Thursday, 28 November 2013

CD Reviews (The Straits Times, November 2013)

GRIFFES Piano Music
Hyperion 67907 / *****

Anyone who attended the wonderful piano recital by Abigail Sin on 5 March would have been intrigued by the Piano Sonata (1917-18) of American composer Charles Tomlinson Griffes (1884-1920). It is a relatively short but violent essay in three movements that sounded primeval and exotic, even oriental in character and feel. This was the unusual sound world of an exceptional talent, cut short at the prime of his life by complications of influenza. Like all American composers of his generation, he studied in Europe. His piano music, spanning the last ten years of his life, was influenced by the musical trends of the time.

Listen to his Three Tone Pictures, Fantasy Pieces and Roman Sketches (all composed between 1910 and 1916) and one discerns the harmonic innovations spawned by Wagner and his followers, and the impressionist hues of Debussy and Ravel. The titles are equally evocative; The Lake at Evening, Night Winds, White Peacock and Fountains of Acqua Paola are worthy start points. A Winter Landscape curiously employs the same motif as Leoncavallo’s Vesti la giubba from I Pagliacci, but this is probably a coincidence. The late Three Preludes (1919) are short and aphoristic, sounding like Scriabin and point to the future. Veteran American pianist Garrick Ohlsson is a master colourist, and his persuasive manner makes one feel these works cannot be played in any other way. 

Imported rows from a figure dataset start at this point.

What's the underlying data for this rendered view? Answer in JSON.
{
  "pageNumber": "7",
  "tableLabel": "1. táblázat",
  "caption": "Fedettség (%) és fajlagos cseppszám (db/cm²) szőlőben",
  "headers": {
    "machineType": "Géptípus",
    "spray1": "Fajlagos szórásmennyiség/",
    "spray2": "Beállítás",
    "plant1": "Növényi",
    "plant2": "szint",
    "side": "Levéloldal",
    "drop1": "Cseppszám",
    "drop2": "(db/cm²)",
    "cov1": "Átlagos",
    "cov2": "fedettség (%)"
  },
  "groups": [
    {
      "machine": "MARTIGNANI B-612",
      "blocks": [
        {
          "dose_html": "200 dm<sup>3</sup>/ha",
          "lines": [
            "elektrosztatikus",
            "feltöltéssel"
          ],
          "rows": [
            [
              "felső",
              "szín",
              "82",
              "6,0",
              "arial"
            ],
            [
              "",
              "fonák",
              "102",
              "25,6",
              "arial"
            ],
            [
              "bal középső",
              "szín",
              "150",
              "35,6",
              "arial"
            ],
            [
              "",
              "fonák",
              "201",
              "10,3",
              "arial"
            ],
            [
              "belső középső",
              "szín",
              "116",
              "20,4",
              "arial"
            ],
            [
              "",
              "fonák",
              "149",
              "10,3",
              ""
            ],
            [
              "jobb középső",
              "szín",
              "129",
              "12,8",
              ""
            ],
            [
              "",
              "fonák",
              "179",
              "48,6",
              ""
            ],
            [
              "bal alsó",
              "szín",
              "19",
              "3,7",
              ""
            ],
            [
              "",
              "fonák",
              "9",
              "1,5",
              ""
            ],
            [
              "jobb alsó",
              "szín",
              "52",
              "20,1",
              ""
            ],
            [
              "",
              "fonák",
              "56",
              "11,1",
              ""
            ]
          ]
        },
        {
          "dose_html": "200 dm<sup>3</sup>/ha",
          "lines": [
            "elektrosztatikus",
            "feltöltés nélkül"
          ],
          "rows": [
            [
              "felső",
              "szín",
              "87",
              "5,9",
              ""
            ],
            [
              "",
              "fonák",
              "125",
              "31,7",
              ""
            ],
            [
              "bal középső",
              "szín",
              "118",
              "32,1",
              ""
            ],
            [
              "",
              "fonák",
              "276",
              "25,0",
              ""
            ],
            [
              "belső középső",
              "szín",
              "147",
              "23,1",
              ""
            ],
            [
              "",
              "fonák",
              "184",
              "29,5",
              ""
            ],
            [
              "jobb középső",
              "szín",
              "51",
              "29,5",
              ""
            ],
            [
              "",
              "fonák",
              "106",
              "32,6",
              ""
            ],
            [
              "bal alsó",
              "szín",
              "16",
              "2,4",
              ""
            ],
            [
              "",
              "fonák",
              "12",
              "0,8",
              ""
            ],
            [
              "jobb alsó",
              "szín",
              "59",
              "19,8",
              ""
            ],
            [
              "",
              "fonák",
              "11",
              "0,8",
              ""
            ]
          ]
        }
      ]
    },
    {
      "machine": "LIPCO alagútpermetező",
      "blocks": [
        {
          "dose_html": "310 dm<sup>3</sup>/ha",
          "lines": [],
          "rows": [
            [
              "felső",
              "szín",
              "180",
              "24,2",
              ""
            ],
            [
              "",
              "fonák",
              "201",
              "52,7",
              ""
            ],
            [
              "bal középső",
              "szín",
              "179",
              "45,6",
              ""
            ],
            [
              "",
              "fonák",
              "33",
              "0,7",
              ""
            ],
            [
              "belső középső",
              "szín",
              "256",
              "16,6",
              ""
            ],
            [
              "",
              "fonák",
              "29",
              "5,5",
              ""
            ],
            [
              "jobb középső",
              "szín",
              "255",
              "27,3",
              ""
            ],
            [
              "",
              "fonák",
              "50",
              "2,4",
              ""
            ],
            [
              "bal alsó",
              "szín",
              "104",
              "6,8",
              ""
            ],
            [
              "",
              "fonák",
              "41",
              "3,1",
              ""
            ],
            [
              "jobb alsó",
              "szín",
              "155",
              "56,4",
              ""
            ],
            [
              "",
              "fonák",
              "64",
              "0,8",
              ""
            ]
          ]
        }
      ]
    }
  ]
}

FRANK BRIDGE Orchestral Works
BBC National Orchestra of Wales
Chandos 10729 (6 CDs) / *****

This year marks the centenary of Benjamin Britten, largely regarded the greatest 20th century British composer, but do spare several thoughts for his most important teacher and mentor Frank Bridge (1879-1941). It was Bridge who helped shape the highly original and modernist voice the young Britten was to become. This budget-priced collection of complete orchestral works includes Bridge’s light music and songs (he could write a good melody too), but the emphasis lies on his symphonic poems and concertante works which exhibit exuberance and boldness of colour. 

The Sea (1910-11) is his best known work, a symphonic suite in four movements that is almost as evocative as the earlier La Mer of Debussy but far less celebrated. Bridge’s penchant for the vivid musical narration is to be found in Mid of The Night (1903), Dance Rhapsody (1908), Dance Poem (1913), Summer (1914-15) and Enter Spring (1926-27), all very well-crafted and deserve a listen. The two major concertos, Oration for cello (1929-30, with Alban Gerhardt as soloist) and Phantasm for piano (1931, with Howard Shelley), are excellent examples of his later style, bristling with dissonance and aggression, as if prescient of the great war to come. These performances from the BBC National Orchestra of Wales led by the late Richard Hickox set a gold standard for this music, and this set is unlikely to be surpassed any time soon.